Vice versa, if you have a very cloudy, cool day in the middle of summer you may find fish cruising the shallows happily feeding. The sun behind the clouds and cool temperatures won’t be forcing the fish into the deeper water and they will happily get close to the bank and easy to catch. Many fisherman beg for cloudy, cool days just for this to happen in summer.
So when deciding how far out to fish – first think of the annual fish pattern to know where they should be locating. Then take into account the weather. Is it hotter or cooler than previous days? If it’s summer or fall and it’s cooler day than usual, chances are the fish will be closer to the bank. If it’s winter or spring and a cooler day, they’ll actually be deeper. Remember how fish want to move and how heat and cold affects them. It will help you pinpoint their exact distance from the shore.
How water conditions can affect how far from the bank fish will be
A final consideration to consider how far from the bank you should fish are water conditions. Specifically, how the water level is and how clear the water is.
As rain washes into bodies of water it can increase the water level and make it muddier. Both of these factors make fish move shallower. Most fish feel uncomfortable in muddy water because they cannot see as well. This makes them run towards the bank and hard cover where they can sit against hard features for safety. Generally, the closer to the bank the more of these features exist.
As water levels rise, fish also move closer to the bank to feed on the variety of new organisms that are introduced to the water. Essentially, smaller fish like panfish or bluegill will move in to feed on the bugs and other organisms now available from where the water has risen. The species that prey on these smaller fish then have to move shallower as well to eat them. It creates a cycle of all fish moving shallower as long as water levels continue to rise.

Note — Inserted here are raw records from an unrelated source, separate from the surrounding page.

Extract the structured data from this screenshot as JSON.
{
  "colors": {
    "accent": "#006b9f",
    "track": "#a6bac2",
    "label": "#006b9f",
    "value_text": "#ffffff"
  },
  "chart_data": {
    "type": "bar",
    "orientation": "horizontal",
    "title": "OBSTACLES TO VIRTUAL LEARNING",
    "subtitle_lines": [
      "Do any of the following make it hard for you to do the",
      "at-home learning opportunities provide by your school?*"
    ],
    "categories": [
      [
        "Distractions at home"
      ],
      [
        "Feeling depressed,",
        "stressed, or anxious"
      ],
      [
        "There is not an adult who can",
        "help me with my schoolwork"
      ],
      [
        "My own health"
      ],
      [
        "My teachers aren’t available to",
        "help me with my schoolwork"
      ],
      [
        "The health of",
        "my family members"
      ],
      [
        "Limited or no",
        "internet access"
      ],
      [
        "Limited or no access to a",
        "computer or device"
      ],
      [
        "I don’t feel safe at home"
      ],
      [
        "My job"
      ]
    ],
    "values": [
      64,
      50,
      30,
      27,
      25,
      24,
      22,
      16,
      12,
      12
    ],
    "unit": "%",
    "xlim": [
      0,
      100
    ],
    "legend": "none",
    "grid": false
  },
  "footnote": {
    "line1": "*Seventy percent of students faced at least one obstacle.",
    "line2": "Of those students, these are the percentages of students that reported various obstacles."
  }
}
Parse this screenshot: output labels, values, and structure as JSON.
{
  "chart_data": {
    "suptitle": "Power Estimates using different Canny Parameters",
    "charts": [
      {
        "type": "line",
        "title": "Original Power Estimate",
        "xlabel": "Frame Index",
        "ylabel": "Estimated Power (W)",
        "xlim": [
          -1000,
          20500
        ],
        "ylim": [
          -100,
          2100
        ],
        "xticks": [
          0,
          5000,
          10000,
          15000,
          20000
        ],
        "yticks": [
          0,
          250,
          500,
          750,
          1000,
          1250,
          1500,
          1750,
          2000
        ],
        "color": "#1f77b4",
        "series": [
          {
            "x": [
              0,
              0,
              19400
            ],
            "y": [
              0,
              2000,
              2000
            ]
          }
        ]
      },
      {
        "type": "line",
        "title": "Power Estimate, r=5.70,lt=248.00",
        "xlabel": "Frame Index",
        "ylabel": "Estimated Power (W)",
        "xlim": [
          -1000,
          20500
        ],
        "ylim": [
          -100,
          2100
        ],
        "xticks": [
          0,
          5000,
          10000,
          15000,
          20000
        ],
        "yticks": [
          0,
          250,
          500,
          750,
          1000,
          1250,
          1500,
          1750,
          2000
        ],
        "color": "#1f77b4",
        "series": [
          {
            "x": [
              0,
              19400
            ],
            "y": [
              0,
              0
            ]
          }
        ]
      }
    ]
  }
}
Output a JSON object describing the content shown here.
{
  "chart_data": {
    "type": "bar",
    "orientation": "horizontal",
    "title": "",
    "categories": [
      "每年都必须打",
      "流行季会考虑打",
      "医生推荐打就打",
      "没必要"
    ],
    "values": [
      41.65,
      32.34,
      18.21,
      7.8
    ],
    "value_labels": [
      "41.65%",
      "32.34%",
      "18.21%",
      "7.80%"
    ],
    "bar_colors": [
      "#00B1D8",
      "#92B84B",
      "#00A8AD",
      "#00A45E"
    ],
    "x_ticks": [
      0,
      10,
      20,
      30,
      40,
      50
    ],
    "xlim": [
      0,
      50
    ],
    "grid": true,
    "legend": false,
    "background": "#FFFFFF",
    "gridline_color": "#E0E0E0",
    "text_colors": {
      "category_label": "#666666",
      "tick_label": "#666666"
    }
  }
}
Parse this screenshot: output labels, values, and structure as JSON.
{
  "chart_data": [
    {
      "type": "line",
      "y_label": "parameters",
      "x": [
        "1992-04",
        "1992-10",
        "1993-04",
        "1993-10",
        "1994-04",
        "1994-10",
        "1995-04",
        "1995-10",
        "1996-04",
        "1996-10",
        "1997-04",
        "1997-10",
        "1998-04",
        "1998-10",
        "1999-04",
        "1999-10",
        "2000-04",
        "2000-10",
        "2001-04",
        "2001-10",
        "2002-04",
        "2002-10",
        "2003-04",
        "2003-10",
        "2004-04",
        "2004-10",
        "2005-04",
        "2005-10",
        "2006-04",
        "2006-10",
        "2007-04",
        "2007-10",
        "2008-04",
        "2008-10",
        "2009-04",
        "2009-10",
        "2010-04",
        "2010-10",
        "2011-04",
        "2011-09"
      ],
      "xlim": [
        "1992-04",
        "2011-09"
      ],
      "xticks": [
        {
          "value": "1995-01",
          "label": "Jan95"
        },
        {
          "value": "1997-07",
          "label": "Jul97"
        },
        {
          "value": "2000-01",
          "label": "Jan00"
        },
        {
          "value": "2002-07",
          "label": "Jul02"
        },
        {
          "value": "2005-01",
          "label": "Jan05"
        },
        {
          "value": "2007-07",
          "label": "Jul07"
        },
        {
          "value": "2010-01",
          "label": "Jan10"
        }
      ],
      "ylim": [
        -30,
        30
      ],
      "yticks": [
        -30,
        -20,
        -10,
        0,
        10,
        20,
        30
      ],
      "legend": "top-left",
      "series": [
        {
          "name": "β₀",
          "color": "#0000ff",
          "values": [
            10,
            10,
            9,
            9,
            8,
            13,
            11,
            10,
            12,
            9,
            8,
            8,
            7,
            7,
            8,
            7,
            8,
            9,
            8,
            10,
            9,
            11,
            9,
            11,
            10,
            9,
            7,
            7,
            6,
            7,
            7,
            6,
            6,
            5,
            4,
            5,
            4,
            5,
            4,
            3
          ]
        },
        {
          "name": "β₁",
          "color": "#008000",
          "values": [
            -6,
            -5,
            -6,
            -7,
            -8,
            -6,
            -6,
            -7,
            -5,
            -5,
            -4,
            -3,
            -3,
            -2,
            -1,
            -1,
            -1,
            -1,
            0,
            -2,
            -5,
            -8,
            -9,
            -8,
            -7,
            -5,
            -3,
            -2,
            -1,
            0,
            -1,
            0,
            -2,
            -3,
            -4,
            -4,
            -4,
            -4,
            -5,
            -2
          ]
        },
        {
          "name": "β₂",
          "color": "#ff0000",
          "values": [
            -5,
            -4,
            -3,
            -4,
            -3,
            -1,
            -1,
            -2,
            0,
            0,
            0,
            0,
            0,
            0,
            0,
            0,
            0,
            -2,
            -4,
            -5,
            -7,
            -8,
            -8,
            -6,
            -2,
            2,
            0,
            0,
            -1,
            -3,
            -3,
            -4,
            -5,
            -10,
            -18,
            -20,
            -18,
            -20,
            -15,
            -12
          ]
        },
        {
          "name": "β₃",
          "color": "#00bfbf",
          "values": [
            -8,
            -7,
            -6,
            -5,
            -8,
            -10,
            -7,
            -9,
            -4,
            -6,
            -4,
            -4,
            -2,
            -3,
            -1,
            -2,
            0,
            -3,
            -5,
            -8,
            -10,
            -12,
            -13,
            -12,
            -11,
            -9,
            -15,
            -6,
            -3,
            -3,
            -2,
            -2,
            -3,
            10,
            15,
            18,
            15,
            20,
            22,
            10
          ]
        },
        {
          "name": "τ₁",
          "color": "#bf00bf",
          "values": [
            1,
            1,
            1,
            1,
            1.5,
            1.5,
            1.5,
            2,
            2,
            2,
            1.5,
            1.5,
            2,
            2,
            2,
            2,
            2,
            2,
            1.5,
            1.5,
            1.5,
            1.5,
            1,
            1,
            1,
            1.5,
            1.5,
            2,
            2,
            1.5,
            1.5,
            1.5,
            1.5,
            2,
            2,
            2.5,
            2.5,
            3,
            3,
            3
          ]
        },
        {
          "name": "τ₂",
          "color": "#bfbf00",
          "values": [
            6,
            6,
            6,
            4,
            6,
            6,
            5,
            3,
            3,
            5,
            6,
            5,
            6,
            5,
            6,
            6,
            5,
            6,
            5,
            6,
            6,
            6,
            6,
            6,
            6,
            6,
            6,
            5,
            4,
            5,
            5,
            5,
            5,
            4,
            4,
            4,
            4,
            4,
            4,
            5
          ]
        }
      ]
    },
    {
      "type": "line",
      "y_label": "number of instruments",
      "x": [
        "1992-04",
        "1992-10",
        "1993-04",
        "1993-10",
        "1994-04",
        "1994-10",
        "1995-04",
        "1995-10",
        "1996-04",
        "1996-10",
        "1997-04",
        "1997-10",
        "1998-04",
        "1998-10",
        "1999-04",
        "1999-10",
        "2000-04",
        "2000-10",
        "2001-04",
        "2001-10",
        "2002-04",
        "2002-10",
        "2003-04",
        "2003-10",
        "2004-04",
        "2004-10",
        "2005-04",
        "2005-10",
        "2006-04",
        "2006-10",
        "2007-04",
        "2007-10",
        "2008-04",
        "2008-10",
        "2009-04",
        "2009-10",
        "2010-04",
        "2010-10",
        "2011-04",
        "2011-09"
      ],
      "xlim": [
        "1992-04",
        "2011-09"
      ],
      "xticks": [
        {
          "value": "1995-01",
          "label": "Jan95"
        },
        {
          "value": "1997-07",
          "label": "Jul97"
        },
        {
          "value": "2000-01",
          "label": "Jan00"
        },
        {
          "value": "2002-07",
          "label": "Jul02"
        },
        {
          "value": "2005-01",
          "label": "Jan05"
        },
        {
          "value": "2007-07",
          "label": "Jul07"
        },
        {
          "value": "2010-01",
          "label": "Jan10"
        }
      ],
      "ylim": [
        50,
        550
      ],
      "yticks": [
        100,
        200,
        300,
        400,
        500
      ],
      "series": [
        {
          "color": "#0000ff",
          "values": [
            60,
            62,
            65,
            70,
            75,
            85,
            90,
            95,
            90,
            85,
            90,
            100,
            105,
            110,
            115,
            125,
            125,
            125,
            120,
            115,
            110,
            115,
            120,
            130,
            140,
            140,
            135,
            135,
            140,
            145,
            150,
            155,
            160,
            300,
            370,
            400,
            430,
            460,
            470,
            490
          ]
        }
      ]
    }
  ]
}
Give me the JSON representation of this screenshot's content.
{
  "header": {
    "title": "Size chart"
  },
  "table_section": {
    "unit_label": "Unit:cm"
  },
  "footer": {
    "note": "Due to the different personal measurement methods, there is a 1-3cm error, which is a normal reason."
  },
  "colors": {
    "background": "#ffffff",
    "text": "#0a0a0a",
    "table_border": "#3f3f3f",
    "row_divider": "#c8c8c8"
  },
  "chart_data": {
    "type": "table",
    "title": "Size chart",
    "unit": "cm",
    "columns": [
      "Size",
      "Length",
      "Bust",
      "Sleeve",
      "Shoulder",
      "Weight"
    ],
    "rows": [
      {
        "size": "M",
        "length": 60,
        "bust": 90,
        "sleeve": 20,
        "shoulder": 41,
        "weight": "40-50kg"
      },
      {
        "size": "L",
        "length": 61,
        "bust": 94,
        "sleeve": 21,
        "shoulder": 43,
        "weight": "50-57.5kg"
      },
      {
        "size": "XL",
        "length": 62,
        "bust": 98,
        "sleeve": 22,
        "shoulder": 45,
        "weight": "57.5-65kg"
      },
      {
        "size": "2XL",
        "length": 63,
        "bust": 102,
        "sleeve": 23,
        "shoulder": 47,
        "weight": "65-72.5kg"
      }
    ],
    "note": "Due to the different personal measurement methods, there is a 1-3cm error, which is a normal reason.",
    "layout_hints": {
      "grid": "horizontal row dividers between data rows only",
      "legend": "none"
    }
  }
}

So as expected, as water becomes clearer or water levels drop, fish tend to move out deeper. This is mostly for safety and security, as fish sense dropping water levels and move out to deeper water farther from the bank for safety. Fish are often more free to move and see in clearer water, so won’t stay near the bank where other species of prey will see them better and potentially eat them – such as herons. So if the water is clear, fish move further from the bank.
When you get to the lake, try and determine the clarity first. If it’s brown and you can’t see very far out, know that fish may be hanging a little closer to the bank. If you can see where water levels have decreased and there is land showing which obviously had water previously, know that you should fish farther away from the bank.
There are many factors to consider when determining how far out from the bank you should fish. But think about the three posed above and you will quickly hone in on the area you should be throwing in. First think about the time of year and what the fish you’re after should be doing at that time. Then, determine how the weather will affect this pattern. Finally, assess the water conditions and determine if the fish should be closer to the bank or farther from water clarity and water level. With all this information considered, you should be able to know how far out to fish and hopefully pull in a few fish on your next trip!